Plea offers that require defendants to pay restitution by the date of their sentencing in order to receive a more lenient punishment are driven by victims’ needs, McCann said. The offers incentivize defendants to pay back stolen money in cases involving financial crimes.

“The use of this kind of plea agreement for us is very important,” McCann said. “…It’s really a way to be sure we will get the money back to the victim. That’s a good way to induce people to pay the money upfront, so they can get the deal. We’re holding their feet to the fire.”

Most of the court-ordered restitution in criminal cases goes unpaid after a defendant is convicted, The Denver Post has found. Only about 16% of the $322 million in restitution ordered between 2016 and 2020 had been paid by early 2021, The Post found.

“What tends to happen is people don’t pay, don’t pay, don’t pay,” said George Brauchler, former district attorney for the 18th Judicial District. “(Judges will) give folks time and time and time again, and at the end of the day they may end up ending the case without ever having successfully paid the restitution and they say, ‘Just convert it into a civil claim.’ And none of that puts a victim in a place they should have been.”

In June, Denver defendant Tyler Tysdal accepted a plea agreement that required him to pay $2 million in restitution by his sentencing in exchange for a maximum six-year prison sentence. If he had failed to pay the money on time, he’d have faced a maximum eight-year prison sentence.

“When it’s an economic crime, where someone has lost their life savings, we really want to get it back to them, rather than put the person in jail for a period of time,” McCann said.

She added that making the victim whole looks different in non-economic cases like assault or murder, where the harm to the victims or their families goes well beyond lost money.

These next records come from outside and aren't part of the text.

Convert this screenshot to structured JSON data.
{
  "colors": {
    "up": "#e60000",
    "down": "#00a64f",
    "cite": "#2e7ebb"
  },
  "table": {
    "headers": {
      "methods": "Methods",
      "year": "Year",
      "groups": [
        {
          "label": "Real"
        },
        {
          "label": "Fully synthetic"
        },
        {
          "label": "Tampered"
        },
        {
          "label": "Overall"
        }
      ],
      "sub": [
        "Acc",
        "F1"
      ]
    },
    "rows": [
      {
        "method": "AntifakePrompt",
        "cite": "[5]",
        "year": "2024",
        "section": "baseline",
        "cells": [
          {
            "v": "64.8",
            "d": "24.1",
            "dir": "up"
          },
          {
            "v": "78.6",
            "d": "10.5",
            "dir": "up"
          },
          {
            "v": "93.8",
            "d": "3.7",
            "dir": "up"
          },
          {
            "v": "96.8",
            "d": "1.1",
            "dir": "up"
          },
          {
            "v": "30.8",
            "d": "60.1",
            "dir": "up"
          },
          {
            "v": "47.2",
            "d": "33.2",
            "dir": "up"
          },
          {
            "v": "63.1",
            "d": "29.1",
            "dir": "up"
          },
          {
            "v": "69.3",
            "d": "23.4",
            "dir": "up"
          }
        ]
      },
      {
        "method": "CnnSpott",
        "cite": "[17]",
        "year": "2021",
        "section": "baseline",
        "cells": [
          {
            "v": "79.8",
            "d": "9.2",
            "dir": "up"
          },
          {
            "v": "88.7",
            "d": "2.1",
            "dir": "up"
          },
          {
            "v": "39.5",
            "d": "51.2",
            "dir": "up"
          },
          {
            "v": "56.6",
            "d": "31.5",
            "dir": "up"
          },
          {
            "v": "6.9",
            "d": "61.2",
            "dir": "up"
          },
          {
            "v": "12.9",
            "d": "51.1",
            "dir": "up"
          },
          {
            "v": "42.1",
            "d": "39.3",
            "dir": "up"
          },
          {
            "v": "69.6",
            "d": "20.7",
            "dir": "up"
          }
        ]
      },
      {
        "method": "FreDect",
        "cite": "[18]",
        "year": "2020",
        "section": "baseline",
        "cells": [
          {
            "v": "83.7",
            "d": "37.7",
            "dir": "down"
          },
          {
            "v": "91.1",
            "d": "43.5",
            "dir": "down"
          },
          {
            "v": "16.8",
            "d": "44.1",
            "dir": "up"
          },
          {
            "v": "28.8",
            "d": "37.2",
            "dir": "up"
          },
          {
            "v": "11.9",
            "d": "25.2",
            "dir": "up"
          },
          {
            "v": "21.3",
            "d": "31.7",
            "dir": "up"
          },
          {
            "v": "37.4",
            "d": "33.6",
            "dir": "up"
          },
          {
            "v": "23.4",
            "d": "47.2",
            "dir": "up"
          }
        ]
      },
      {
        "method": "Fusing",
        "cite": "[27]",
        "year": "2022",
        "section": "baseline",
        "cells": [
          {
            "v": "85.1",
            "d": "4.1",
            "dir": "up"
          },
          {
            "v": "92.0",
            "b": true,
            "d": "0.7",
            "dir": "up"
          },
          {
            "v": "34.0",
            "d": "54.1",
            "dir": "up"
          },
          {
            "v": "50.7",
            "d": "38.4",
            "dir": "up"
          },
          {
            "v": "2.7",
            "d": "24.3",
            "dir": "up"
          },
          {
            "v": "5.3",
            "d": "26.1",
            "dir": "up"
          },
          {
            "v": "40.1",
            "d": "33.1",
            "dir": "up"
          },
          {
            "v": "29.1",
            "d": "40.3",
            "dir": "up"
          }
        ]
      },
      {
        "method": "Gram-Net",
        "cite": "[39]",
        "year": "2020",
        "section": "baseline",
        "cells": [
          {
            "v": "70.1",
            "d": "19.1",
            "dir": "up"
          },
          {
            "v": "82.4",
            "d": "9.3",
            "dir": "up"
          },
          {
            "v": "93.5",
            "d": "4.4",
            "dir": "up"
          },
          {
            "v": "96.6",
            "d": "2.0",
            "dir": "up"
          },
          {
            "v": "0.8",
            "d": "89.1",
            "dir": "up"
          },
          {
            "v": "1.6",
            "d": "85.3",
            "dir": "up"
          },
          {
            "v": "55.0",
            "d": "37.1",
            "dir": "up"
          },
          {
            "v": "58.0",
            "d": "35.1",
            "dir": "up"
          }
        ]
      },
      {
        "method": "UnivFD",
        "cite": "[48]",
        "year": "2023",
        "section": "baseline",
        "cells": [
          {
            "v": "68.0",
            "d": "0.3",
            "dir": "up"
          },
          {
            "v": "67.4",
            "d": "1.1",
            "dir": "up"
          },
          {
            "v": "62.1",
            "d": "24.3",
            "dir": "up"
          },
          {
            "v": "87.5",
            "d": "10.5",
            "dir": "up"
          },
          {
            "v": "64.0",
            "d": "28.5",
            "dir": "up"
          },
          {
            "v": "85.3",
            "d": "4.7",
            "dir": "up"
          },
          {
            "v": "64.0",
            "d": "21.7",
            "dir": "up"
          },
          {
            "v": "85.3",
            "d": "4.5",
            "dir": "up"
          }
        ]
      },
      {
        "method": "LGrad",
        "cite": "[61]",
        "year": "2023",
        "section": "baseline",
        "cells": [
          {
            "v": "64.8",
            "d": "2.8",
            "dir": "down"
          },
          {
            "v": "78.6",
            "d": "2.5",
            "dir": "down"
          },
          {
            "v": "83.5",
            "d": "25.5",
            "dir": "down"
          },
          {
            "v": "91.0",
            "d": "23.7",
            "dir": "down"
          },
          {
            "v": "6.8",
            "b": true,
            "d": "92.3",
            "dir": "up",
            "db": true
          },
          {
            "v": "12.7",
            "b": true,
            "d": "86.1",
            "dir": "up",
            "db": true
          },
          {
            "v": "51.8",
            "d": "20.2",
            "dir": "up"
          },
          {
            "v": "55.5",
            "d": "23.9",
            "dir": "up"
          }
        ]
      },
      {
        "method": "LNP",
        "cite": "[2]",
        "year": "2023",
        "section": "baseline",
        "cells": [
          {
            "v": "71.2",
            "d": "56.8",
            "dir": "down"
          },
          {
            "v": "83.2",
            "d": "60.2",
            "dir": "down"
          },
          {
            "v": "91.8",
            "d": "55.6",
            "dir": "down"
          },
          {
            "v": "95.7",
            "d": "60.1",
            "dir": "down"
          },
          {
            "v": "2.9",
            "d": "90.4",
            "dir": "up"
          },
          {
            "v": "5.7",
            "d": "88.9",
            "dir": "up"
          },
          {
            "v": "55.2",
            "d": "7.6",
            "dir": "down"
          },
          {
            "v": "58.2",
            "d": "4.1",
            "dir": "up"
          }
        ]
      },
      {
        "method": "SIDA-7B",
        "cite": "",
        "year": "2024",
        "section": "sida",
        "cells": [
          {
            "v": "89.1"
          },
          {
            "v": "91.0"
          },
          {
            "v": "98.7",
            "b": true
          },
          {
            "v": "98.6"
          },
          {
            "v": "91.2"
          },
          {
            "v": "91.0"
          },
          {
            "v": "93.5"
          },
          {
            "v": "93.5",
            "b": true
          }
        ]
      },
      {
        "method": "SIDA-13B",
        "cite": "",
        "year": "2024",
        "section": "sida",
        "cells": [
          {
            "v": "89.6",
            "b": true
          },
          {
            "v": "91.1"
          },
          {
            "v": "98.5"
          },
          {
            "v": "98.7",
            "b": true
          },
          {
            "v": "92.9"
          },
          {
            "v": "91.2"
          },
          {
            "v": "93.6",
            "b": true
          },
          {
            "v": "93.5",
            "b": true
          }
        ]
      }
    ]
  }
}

Johnson said the Tysdal plea agreement struck her as unusual because of its direct line between sentence length and restitution paid.

“It creates what appears to be quid pro quo,” she said. “‘If you give us the 2 million, then we’ll give you the six-year sentence instead of the eight-year sentence.’ It gives the impression you are buying time off your sentence.”

But, she added, in some ways the pleas are similar to plea bargains in non-economic cases, like if a prosecutor offered a defendant in a drug case a deal in which the defendant could serve three years in prison or go to a drug treatment program and serve no time in prison — with the caveat that should the defendant fail the treatment program, he would then be imprisoned for six years.

“This does operate (similarly), these sort of, ‘We’ll give you some benefit now to keep you out of prison, but if you screw that up there will be a harsher penalty down the road,’” she said.

Johnson was a member of a task force that studied plea bargaining for three years and in February issued a report on the practice for the American Bar Association. The task force found that while most justice in the U.S. is doled out through plea bargains — as opposed to jury trials — the overwhelming use of the practice negatively impacts the integrity of the judicial system by creating “perverse incentives across the system for lawyers and judges who focus on disposition rates and getting through cases quickly rather than resolving cases justly.”